That's an unfortunate documentation bug in the programming guide... We
failed to update it after making the change.
Cheng
On 2/28/15 8:13 AM, Deborah Siegel wrote:
Hi Michael,
Would you help me understand the apparent difference here..
The Spark 1.2.1 programming guide indicates:
"Note that if you call |schemaRDD.cache()| rather than
|sqlContext.cacheTable(...)|, tables will /not/ be cached using the
in-memory columnar format, and therefore
|sqlContext.cacheTable(...)| is strongly recommended for this use case."
Yet the API doc shows that :
def cache(): SchemaRDD
<https://spark.apache.org/docs/1.2.0/api/scala/org/apache/spark/sql/SchemaRDD.html>.this.type
Overridden cache function will always use the in-memory
columnar caching.
links
https://spark.apache.org/docs/latest/sql-programming-guide.html#caching-data-in-memory
https://spark.apache.org/docs/1.2.1/api/scala/index.html#org.apache.spark.sql.SchemaRDD
Thanks
Sincerely
Deb
On Fri, Feb 27, 2015 at 2:13 PM, Michael Armbrust
<mich...@databricks.com <mailto:mich...@databricks.com>> wrote:
From Zhan Zhang's reply, yes I still get the parquet's advantage.

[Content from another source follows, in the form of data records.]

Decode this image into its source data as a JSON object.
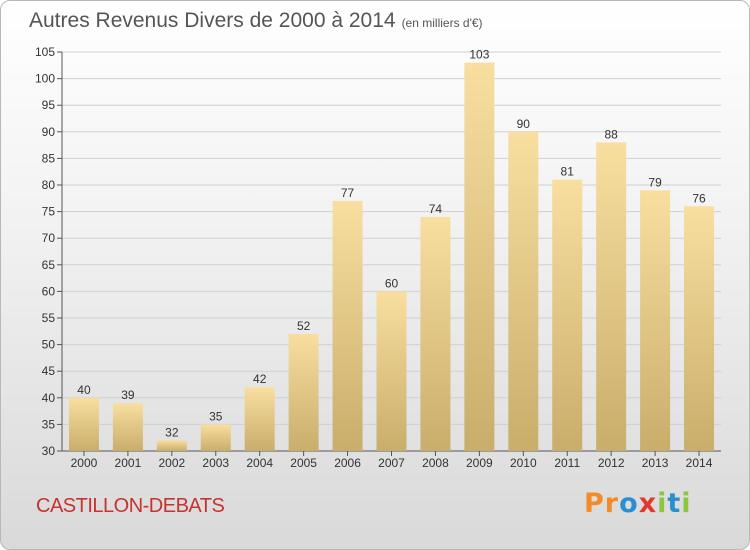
{
  "title": "Autres Revenus Divers de 2000 à 2014",
  "subtitle": "(en milliers d'€)",
  "location": "CASTILLON-DEBATS",
  "logo": {
    "letters": [
      "P",
      "r",
      "o",
      "x",
      "i",
      "t",
      "i"
    ],
    "colors": [
      "#f28c28",
      "#f28c28",
      "#2a8fd0",
      "#e03a2c",
      "#8cc63f",
      "#2a8fd0",
      "#8cc63f"
    ]
  },
  "colors": {
    "bar_light": "#f8dfa0",
    "bar_dark": "#c9ad6b",
    "grid": "#d0d0d0",
    "axis": "#555555"
  },
  "chart_data": {
    "type": "bar",
    "categories": [
      "2000",
      "2001",
      "2002",
      "2003",
      "2004",
      "2005",
      "2006",
      "2007",
      "2008",
      "2009",
      "2010",
      "2011",
      "2012",
      "2013",
      "2014"
    ],
    "values": [
      40,
      39,
      32,
      35,
      42,
      52,
      77,
      60,
      74,
      103,
      90,
      81,
      88,
      79,
      76
    ],
    "ylim": [
      30,
      105
    ],
    "yticks": [
      30,
      35,
      40,
      45,
      50,
      55,
      60,
      65,
      70,
      75,
      80,
      85,
      90,
      95,
      100,
      105
    ],
    "grid": "horizontal",
    "xlabel": "",
    "ylabel": ""
  }
}
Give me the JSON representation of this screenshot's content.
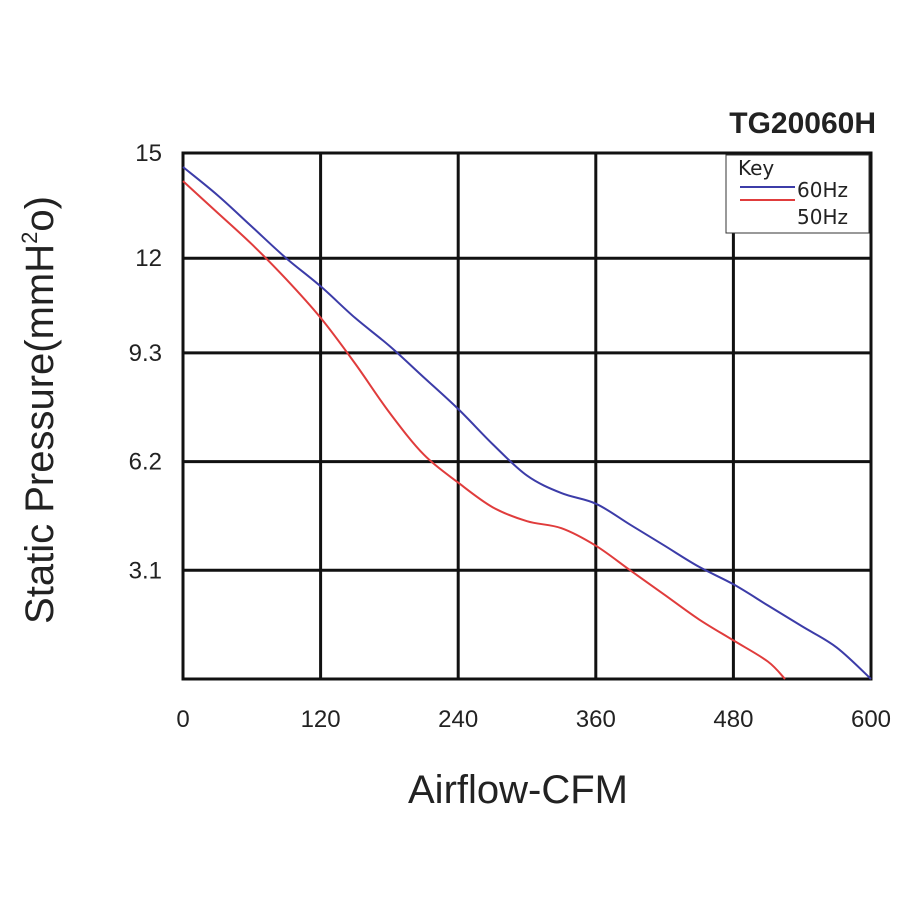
{
  "chart_data": {
    "type": "line",
    "title": "TG20060H",
    "xlabel": "Airflow-CFM",
    "ylabel_main": "Static Pressure(mmH",
    "ylabel_sup": "2",
    "ylabel_end": "o)",
    "xlim": [
      0,
      600
    ],
    "ylim": [
      0,
      15
    ],
    "x_ticks": [
      0,
      120,
      240,
      360,
      480,
      600
    ],
    "y_ticks": [
      3.1,
      6.2,
      9.3,
      12,
      15
    ],
    "grid": true,
    "legend": {
      "title": "Key",
      "placement": "top-right"
    },
    "colors": {
      "60Hz": "#3c3ca8",
      "50Hz": "#e03c3c"
    },
    "series": [
      {
        "name": "60Hz",
        "points": [
          [
            0,
            14.6
          ],
          [
            30,
            13.8
          ],
          [
            60,
            12.9
          ],
          [
            90,
            12.0
          ],
          [
            120,
            11.2
          ],
          [
            150,
            10.3
          ],
          [
            180,
            9.5
          ],
          [
            210,
            8.6
          ],
          [
            240,
            7.7
          ],
          [
            270,
            6.7
          ],
          [
            300,
            5.8
          ],
          [
            330,
            5.3
          ],
          [
            360,
            5.0
          ],
          [
            390,
            4.4
          ],
          [
            420,
            3.8
          ],
          [
            450,
            3.2
          ],
          [
            480,
            2.7
          ],
          [
            510,
            2.1
          ],
          [
            540,
            1.5
          ],
          [
            570,
            0.9
          ],
          [
            600,
            0.0
          ]
        ]
      },
      {
        "name": "50Hz",
        "points": [
          [
            0,
            14.2
          ],
          [
            30,
            13.3
          ],
          [
            60,
            12.4
          ],
          [
            90,
            11.4
          ],
          [
            120,
            10.3
          ],
          [
            150,
            9.0
          ],
          [
            180,
            7.6
          ],
          [
            210,
            6.4
          ],
          [
            240,
            5.6
          ],
          [
            270,
            4.9
          ],
          [
            300,
            4.5
          ],
          [
            330,
            4.3
          ],
          [
            360,
            3.8
          ],
          [
            390,
            3.1
          ],
          [
            420,
            2.4
          ],
          [
            450,
            1.7
          ],
          [
            480,
            1.1
          ],
          [
            510,
            0.5
          ],
          [
            525,
            0.0
          ]
        ]
      }
    ]
  }
}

You will need to at least use SQL or the DataFrame API (coming in
Spark 1.3) to specify the columns that you want in order to get
the parquet benefits. The rest of your operations can be
standard Spark.
My next question is, if I operate on SchemaRdd will I get the
advantage of
Spark SQL's in memory columnar store when cached the table using
cacheTable()?
Yes, SchemaRDDs always use the in-memory columnar cache for
cacheTable and .cache() since Spark 1.2+